Das Innenministerium, das Justizministerium mit der Generalstaatsanwaltschaft und das Ministerium für Geheimdienstangelegenheiten sollen jedoch unter der Kontrolle von PiS stehen. Der designierte Ministerpräsident Marcinkiewicz erinnerte daran, dass die Wähler seine Partei aus einem Sicherheitsbedürfnis gewählt haben. Die Übernahme des Innenministeriums durch den künftigen Vizepremier Jan Rokita machte die PO jedoch zur Koalitionsbedingung.
Am Montag, dem 31. Oktober, muss Marcinkiewicz eine Ministerriege aufstellen und eine Regierung bilden - die PO verweigerte jedoch nach der Kampfabstimmung über den Sejm-Marschall weitere Gespräche.
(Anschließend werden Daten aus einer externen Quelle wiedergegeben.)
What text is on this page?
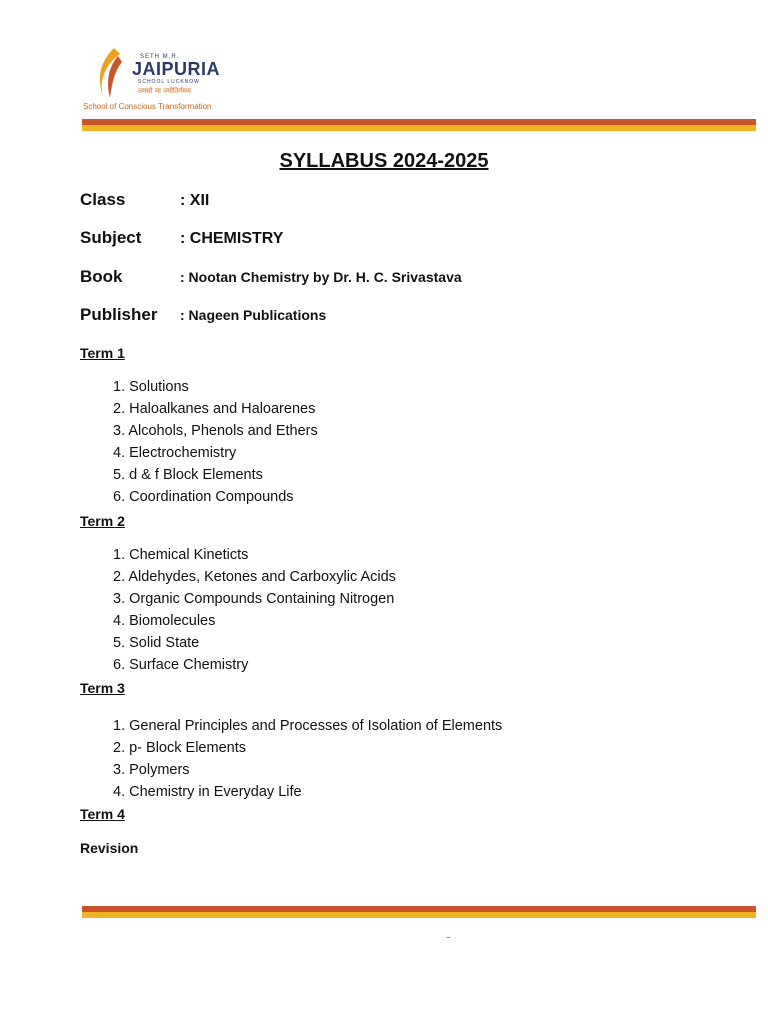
SETH M.R.
JAIPURIA
SCHOOL LUCKNOW
तमसो मा ज्योतिर्गमय
School of Conscious Transformation
SYLLABUS 2024-2025
Class	: XII
Subject	: CHEMISTRY
Book	: Nootan Chemistry by Dr. H. C. Srivastava
Publisher	: Nageen Publications
Term 1
1. Solutions
2. Haloalkanes and Haloarenes
3. Alcohols, Phenols and Ethers
4. Electrochemistry
5. d & f Block Elements
6. Coordination Compounds
Term 2
1. Chemical Kineticts
2. Aldehydes, Ketones and Carboxylic Acids
3. Organic Compounds Containing Nitrogen
4. Biomolecules
5. Solid State
6. Surface Chemistry
Term 3
1. General Principles and Processes of Isolation of Elements
2. p- Block Elements
3. Polymers
4. Chemistry in Everyday Life
Term 4
Revision
–
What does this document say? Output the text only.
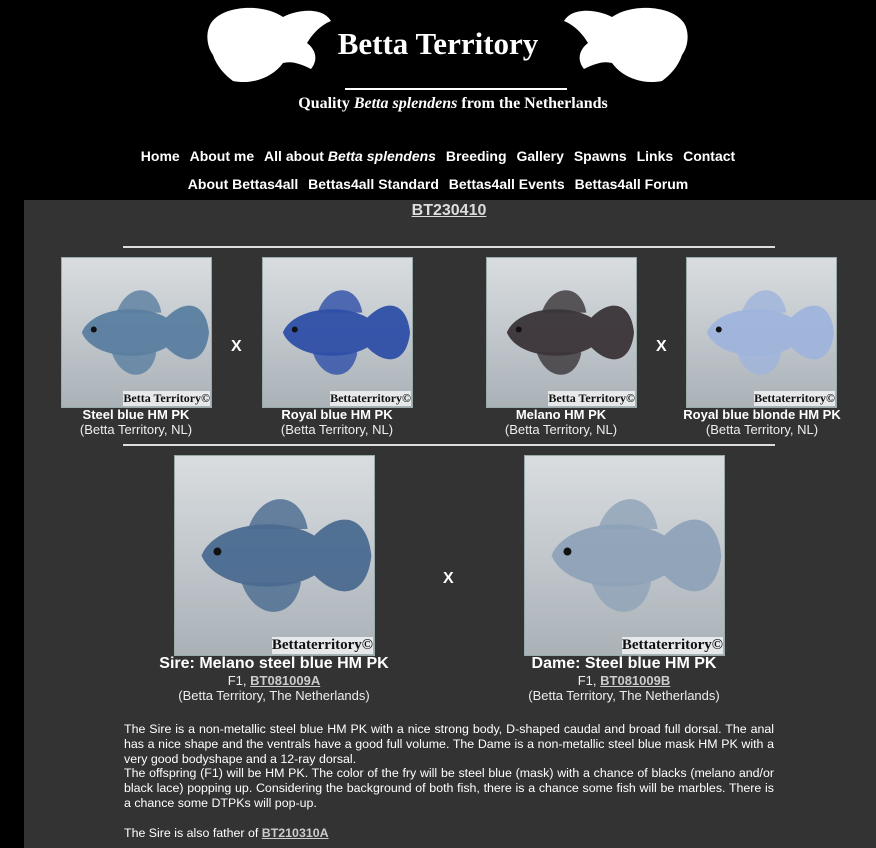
Betta Territory
Quality Betta splendens from the Netherlands
Home About me All about Betta splendens Breeding Gallery Spawns Links Contact
About Bettas4all Bettas4all Standard Bettas4all Events Bettas4all Forum
BT230410
Betta Territory©	Bettaterritory©	Betta Territory©	Bettaterritory©
X	X
Steel blue HM PK
(Betta Territory, NL)
Royal blue HM PK
(Betta Territory, NL)
Melano HM PK
(Betta Territory, NL)
Royal blue blonde HM PK
(Betta Territory, NL)
Bettaterritory©
X
Bettaterritory©
Sire: Melano steel blue HM PK
F1, BT081009A
(Betta Territory, The Netherlands)
Dame: Steel blue HM PK
F1, BT081009B
(Betta Territory, The Netherlands)

The Sire is a non-metallic steel blue HM PK with a nice strong body, D-shaped caudal and broad full dorsal. The anal has a nice shape and the ventrals have a good full volume. The Dame is a non-metallic steel blue mask HM PK with a very good bodyshape and a 12-ray dorsal.

The offspring (F1) will be HM PK. The color of the fry will be steel blue (mask) with a chance of blacks (melano and/or black lace) popping up. Considering the background of both fish, there is a chance some fish will be marbles. There is a chance some DTPKs will pop-up.

The Sire is also father of BT210310A
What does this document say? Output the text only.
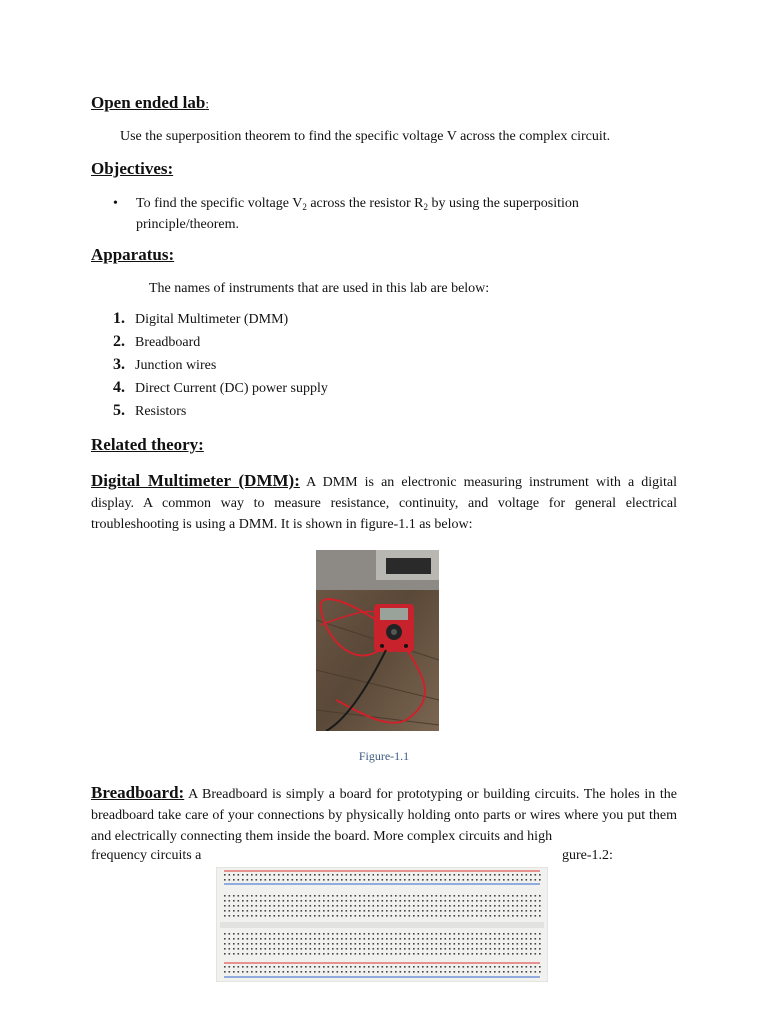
Open ended lab:

Use the superposition theorem to find the specific voltage V across the complex circuit.

Objectives:

• To find the specific voltage $V_2$ across the resistor $R_2$ by using the superposition principle/theorem.

Apparatus:

The names of instruments that are used in this lab are below:

1. Digital Multimeter (DMM)
2. Breadboard
3. Junction wires
4. Direct Current (DC) power supply
5. Resistors

Related theory:

Digital Multimeter (DMM): A DMM is an electronic measuring instrument with a digital display. A common way to measure resistance, continuity, and voltage for general electrical troubleshooting is using a DMM. It is shown in figure-1.1 as below:

Figure-1.1

Breadboard: A Breadboard is simply a board for prototyping or building circuits. The holes in the breadboard take care of your connections by physically holding onto parts or wires where you put them and electrically connecting them inside the board. More complex circuits and high

frequency circuits a	gure-1.2:
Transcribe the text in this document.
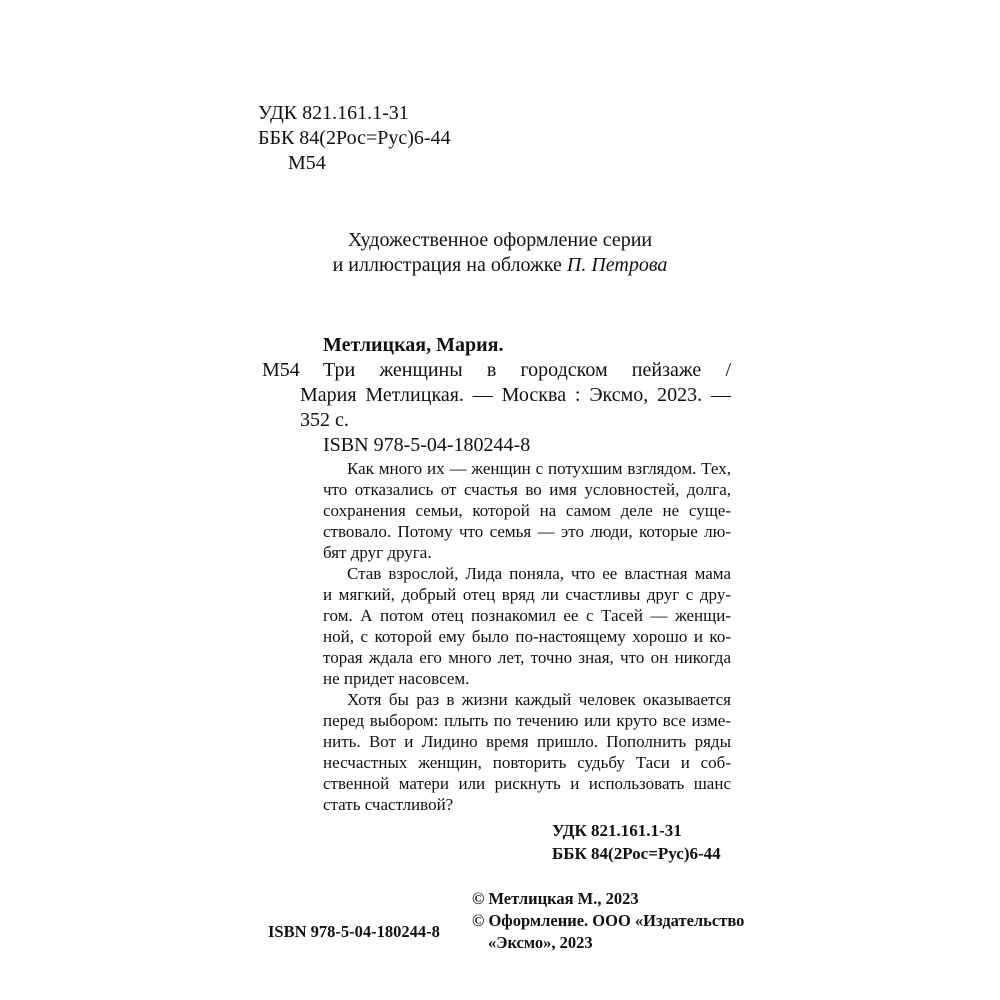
УДК 821.161.1-31
ББК 84(2Рос=Рус)6-44
М54
Художественное оформление серии
и иллюстрация на обложке П. Петрова
Метлицкая, Мария.
М54 Три женщины в городском пейзаже /
Мария Метлицкая. — Москва : Эксмо, 2023. —
352 с.
ISBN 978-5-04-180244-8
Как много их — женщин с потухшим взглядом. Тех,
что отказались от счастья во имя условностей, долга,
сохранения семьи, которой на самом деле не суще-
ствовало. Потому что семья — это люди, которые лю-
бят друг друга.
Став взрослой, Лида поняла, что ее властная мама
и мягкий, добрый отец вряд ли счастливы друг с дру-
гом. А потом отец познакомил ее с Тасей — женщи-
ной, с которой ему было по-настоящему хорошо и ко-
торая ждала его много лет, точно зная, что он никогда
не придет насовсем.
Хотя бы раз в жизни каждый человек оказывается
перед выбором: плыть по течению или круто все изме-
нить. Вот и Лидино время пришло. Пополнить ряды
несчастных женщин, повторить судьбу Таси и соб-
ственной матери или рискнуть и использовать шанс
стать счастливой?
УДК 821.161.1-31
ББК 84(2Рос=Рус)6-44
© Метлицкая М., 2023
© Оформление. ООО «Издательство
ISBN 978-5-04-180244-8
«Эксмо», 2023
Nach Aussagen der PiS kommen keine Bündnisalternativen mit anderen Parteien in Frage, nur die Möglichkeit einer Minderheitsregierung. Eine Alternative wären nach polnischer Verfassung Neuwahlen am 15. Januar 2006, wie es der scheidende Staatspräsident Aleksander Kwasniewski bereits vorschlug. Kwasniewski appellierte jedoch an beide Parteien, zu einer Einigung zu kommen. "Die Hoffnung stirbt zuletzt", zitierte Kwasnieski ein russisches Sprichwort.